Schatting van het wederrechtelijk verkregen voordeel

De advocaat-generaal heeft ter terechtzitting in hoger beroep gevorderd dat aan de veroordeelde de verplichting wordt opgelegd tot betaling aan de staat van € 3.870,70 ter ontneming van het wederrechtelijk verkregen voordeel.
De raadsvrouw heeft ter terechtzitting in hoger beroep gerefereerd aan het voordeel dat de veroordeelde ingevolge de woninginbraak (feit 1) heeft behaald. Voorts heeft zij betwist dat de veroordeelde voordeel heeft behaald bij de voorbereiding van een woninginbraak (feit 4 subsidiair), nu de veroordeelde ter voorbereiding van een inbraak enkel een bus heeft gehuurd maar niet heeft gedeeld in de buit van die inbraak.
Het hof overweegt als volgt.
Met de raadsvrouw en de advocaat-generaal is het hof van oordeel dat de veroordeelde ingevolge de woninginbraak (feit 1) voordeel heeft behaald. Het hof schat dit op een bedrag van € 886,25.
Niet in geschil is verder dat er voldoende aanwijzingen bestaan dat de veroordeelde feit 4 subsidiair van de tenlastelegging in de hoofdzaak heeft begaan. In geschil is slechts de vraag of de veroordeelde uit dit strafbare feit voordeel heeft verkregen. Het hof volgt het standpunt van de raadsvrouw in die zin dat door het openbaar ministerie onvoldoende is onderbouwd dat de veroordeelde wederrechtelijk verkregen voordeel heeft behaald, bestaande uit een deel van de (eventuele) buit. Echter, nu de veroordeelde heeft verklaard dat hij voor het huren van de bus een vergoeding van de kosten én ook een bijdrage kreeg, is het hof van oordeel dat de veroordeelde wel degelijk wederrechtelijk voordeel heeft verkregen door middel van of uit de baten van genoemd strafbaar feit. Het hof schat dit op een bedrag van € 570,19.
Het totale wederrechtelijk verkregen voordeel wordt derhalve geschat op:
€ 886,25 + € 570,19 =
€ 1.456,44
Het hof ontleent deze schatting aan de inhoud van de bewijsmiddelen, zoals deze na het eventueel instellen van beroep in cassatie zullen worden opgenomen in de op te maken aanvulling op dit arrest.

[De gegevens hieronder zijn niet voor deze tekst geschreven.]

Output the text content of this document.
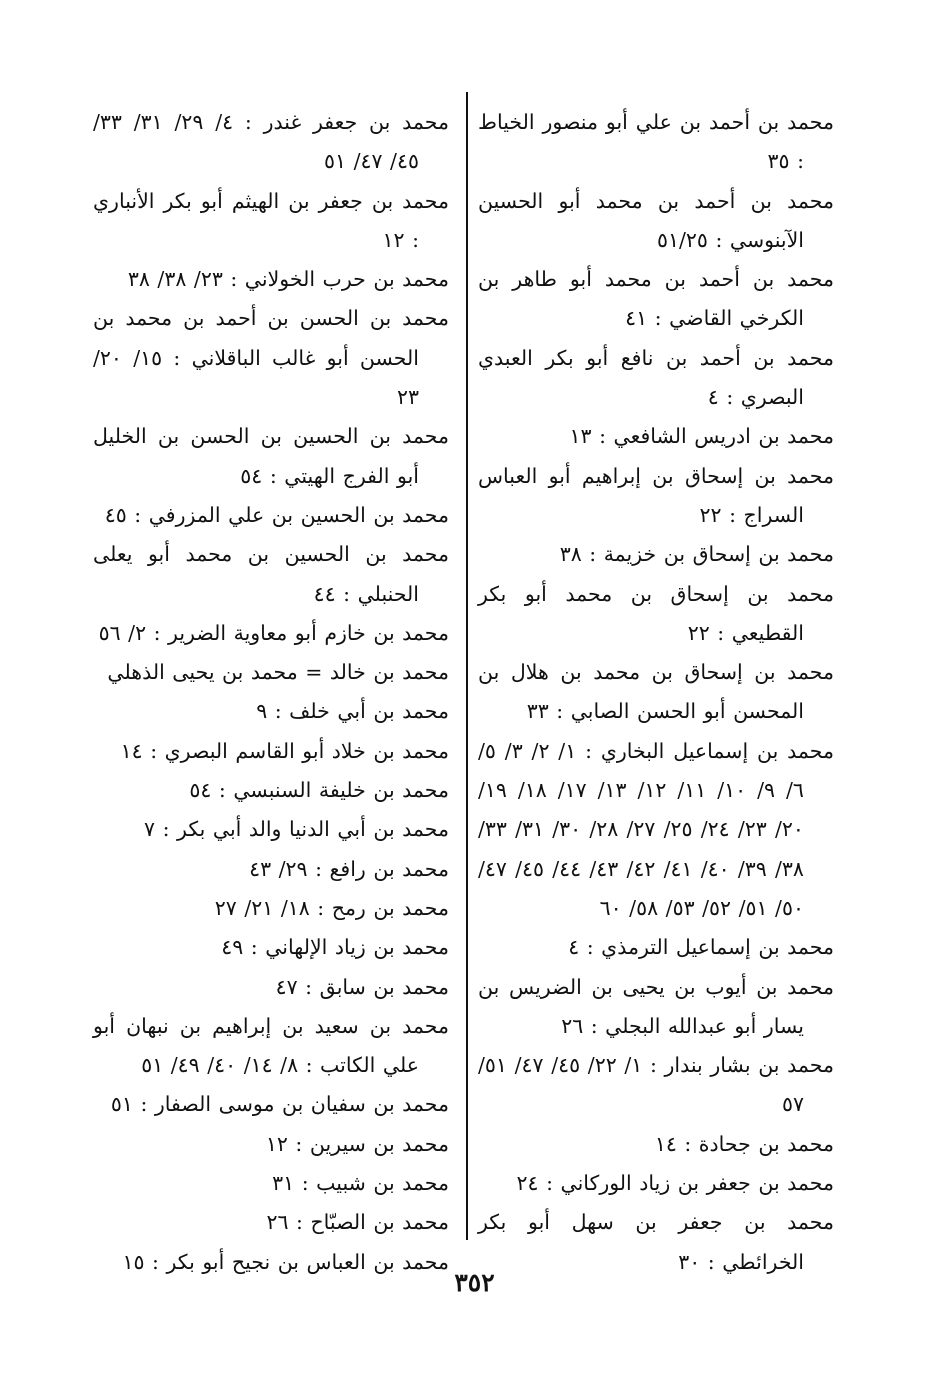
محمد بن أحمد بن علي أبو منصور الخياط : ٣٥
محمد بن أحمد بن محمد أبو الحسين الآبنوسي : ٥١/٢٥
محمد بن أحمد بن محمد أبو طاهر بن الكرخي القاضي : ٤١
محمد بن أحمد بن نافع أبو بكر العبدي البصري : ٤
محمد بن ادريس الشافعي : ١٣
محمد بن إسحاق بن إبراهيم أبو العباس السراج : ٢٢
محمد بن إسحاق بن خزيمة : ٣٨
محمد بن إسحاق بن محمد أبو بكر القطيعي : ٢٢
محمد بن إسحاق بن محمد بن هلال بن المحسن أبو الحسن الصابي : ٣٣
محمد بن إسماعيل البخاري : ١/ ٢/ ٣/ ٥/ ٦/ ٩/ ١٠/ ١١/ ١٢/ ١٣/ ١٧/ ١٨/ ١٩/ ٢٠/ ٢٣/ ٢٤/ ٢٥/ ٢٧/ ٢٨/ ٣٠/ ٣١/ ٣٣/ ٣٨/ ٣٩/ ٤٠/ ٤١/ ٤٢/ ٤٣/ ٤٤/ ٤٥/ ٤٧/ ٥٠/ ٥١/ ٥٢/ ٥٣/ ٥٨/ ٦٠
محمد بن إسماعيل الترمذي : ٤
محمد بن أيوب بن يحيى بن الضريس بن يسار أبو عبدالله البجلي : ٢٦
محمد بن بشار بندار : ١/ ٢٢/ ٤٥/ ٤٧/ ٥١/ ٥٧
محمد بن جحادة : ١٤
محمد بن جعفر بن زياد الوركاني : ٢٤
محمد بن جعفر بن سهل أبو بكر الخرائطي : ٣٠
محمد بن جعفر غندر : ٤/ ٢٩/ ٣١/ ٣٣/ ٤٥/ ٤٧/ ٥١
محمد بن جعفر بن الهيثم أبو بكر الأنباري : ١٢
محمد بن حرب الخولاني : ٢٣/ ٣٨/ ٣٨
محمد بن الحسن بن أحمد بن محمد بن الحسن أبو غالب الباقلاني : ١٥/ ٢٠/ ٢٣
محمد بن الحسين بن الحسن بن الخليل أبو الفرج الهيتي : ٥٤
محمد بن الحسين بن علي المزرفي : ٤٥
محمد بن الحسين بن محمد أبو يعلى الحنبلي : ٤٤
محمد بن خازم أبو معاوية الضرير : ٢/ ٥٦
محمد بن خالد = محمد بن يحيى الذهلي
محمد بن أبي خلف : ٩
محمد بن خلاد أبو القاسم البصري : ١٤
محمد بن خليفة السنبسي : ٥٤
محمد بن أبي الدنيا والد أبي بكر : ٧
محمد بن رافع : ٢٩/ ٤٣
محمد بن رمح : ١٨/ ٢١/ ٢٧
محمد بن زياد الإلهاني : ٤٩
محمد بن سابق : ٤٧
محمد بن سعيد بن إبراهيم بن نبهان أبو علي الكاتب : ٨/ ١٤/ ٤٠/ ٤٩/ ٥١
محمد بن سفيان بن موسى الصفار : ٥١
محمد بن سيرين : ١٢
محمد بن شبيب : ٣١
محمد بن الصبّاح : ٢٦
محمد بن العباس بن نجيح أبو بكر : ١٥
٣٥٢
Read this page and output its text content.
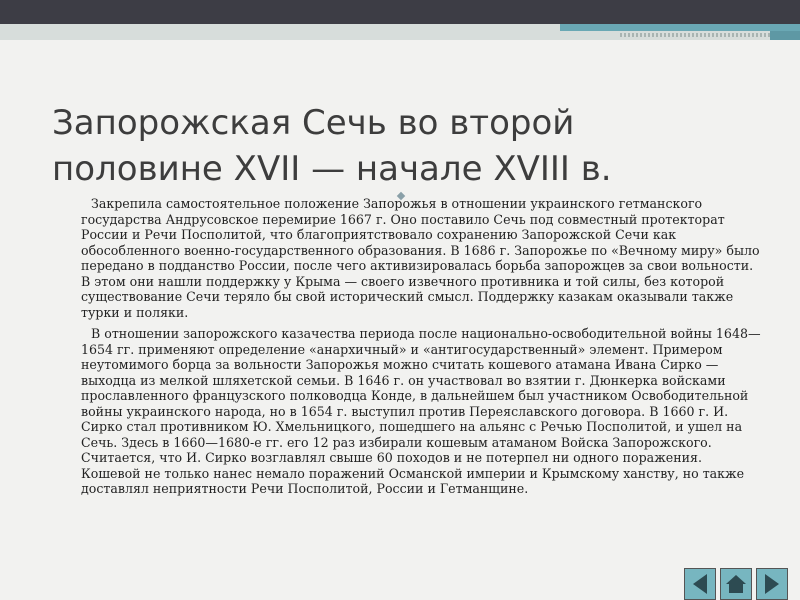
Запорожская Сечь во второй
половине XVII — начале XVIII в.

Закрепила самостоятельное положение Запорожья в отношении украинского гетманского государства Андрусовское перемирие 1667 г. Оно поставило Сечь под совместный протекторат России и Речи Посполитой, что благоприятствовало сохранению Запорожской Сечи как обособленного военно-государственного образования. В 1686 г. Запорожье по «Вечному миру» было передано в подданство России, после чего активизировалась борьба запорожцев за свои вольности. В этом они нашли поддержку у Крыма — своего извечного противника и той силы, без которой существование Сечи теряло бы свой исторический смысл. Поддержку казакам оказывали также турки и поляки.

В отношении запорожского казачества периода после национально-освободительной войны 1648—1654 гг. применяют определение «анархичный» и «антигосударственный» элемент. Примером неутомимого борца за вольности Запорожья можно считать кошевого атамана Ивана Сирко — выходца из мелкой шляхетской семьи. В 1646 г. он участвовал во взятии г. Дюнкерка войсками прославленного французского полководца Конде, в дальнейшем был участником Освободительной войны украинского народа, но в 1654 г. выступил против Переяславского договора. В 1660 г. И. Сирко стал противником Ю. Хмельницкого, пошедшего на альянс с Речью Посполитой, и ушел на Сечь. Здесь в 1660—1680-е гг. его 12 раз избирали кошевым атаманом Войска Запорожского. Считается, что И. Сирко возглавлял свыше 60 походов и не потерпел ни одного поражения. Кошевой не только нанес немало поражений Османской империи и Крымскому ханству, но также доставлял неприятности Речи Посполитой, России и Гетманщине.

Verplichting tot betaling aan de Staat

Aan de veroordeelde dient, ter ontneming van het door hem wederrechtelijk verkregen voordeel, de verplichting te worden opgelegd tot betaling aan de Staat van een bedrag van € 1.456,44.

Toepasselijk wettelijk voorschrift

De op te leggen maatregel is gegrond op artikel 36e van het Wetboek van Strafrecht.
BESLISSING
Het hof:
Vernietigt het vonnis waarvan beroep en doet opnieuw recht.
Stelt het bedrag waarop het door de veroordeelde wederrechtelijk verkregen voordeel wordt geschat vast op een bedrag van €
1.456,44 (duizend vierhonderdzesenvijftig euro en vierenveertig cent).
Legt de veroordeelde de verplichting op tot
betaling aan de Staatter ontneming van het wederrechtelijk verkregen voordeel van een bedrag van
€ 1.456,44 (duizend vierhonderdzesenvijftig euro en vierenveertig cent).
Dit arrest is gewezen door de meervoudige strafkamer van het gerechtshof Amsterdam, waarin
zitting hadden mr. A.D.R.M. Boumans, mr. M. Jurgens en mr. A. Beijer, in tegenwoordigheid van
mr. A. Stronkhorst, griffier, en is uitgesproken op de openbare terechtzitting van dit gerechtshof van
27 juni 2019.
mr. A. Beijer is buiten staat dit arrest te ondertekenen.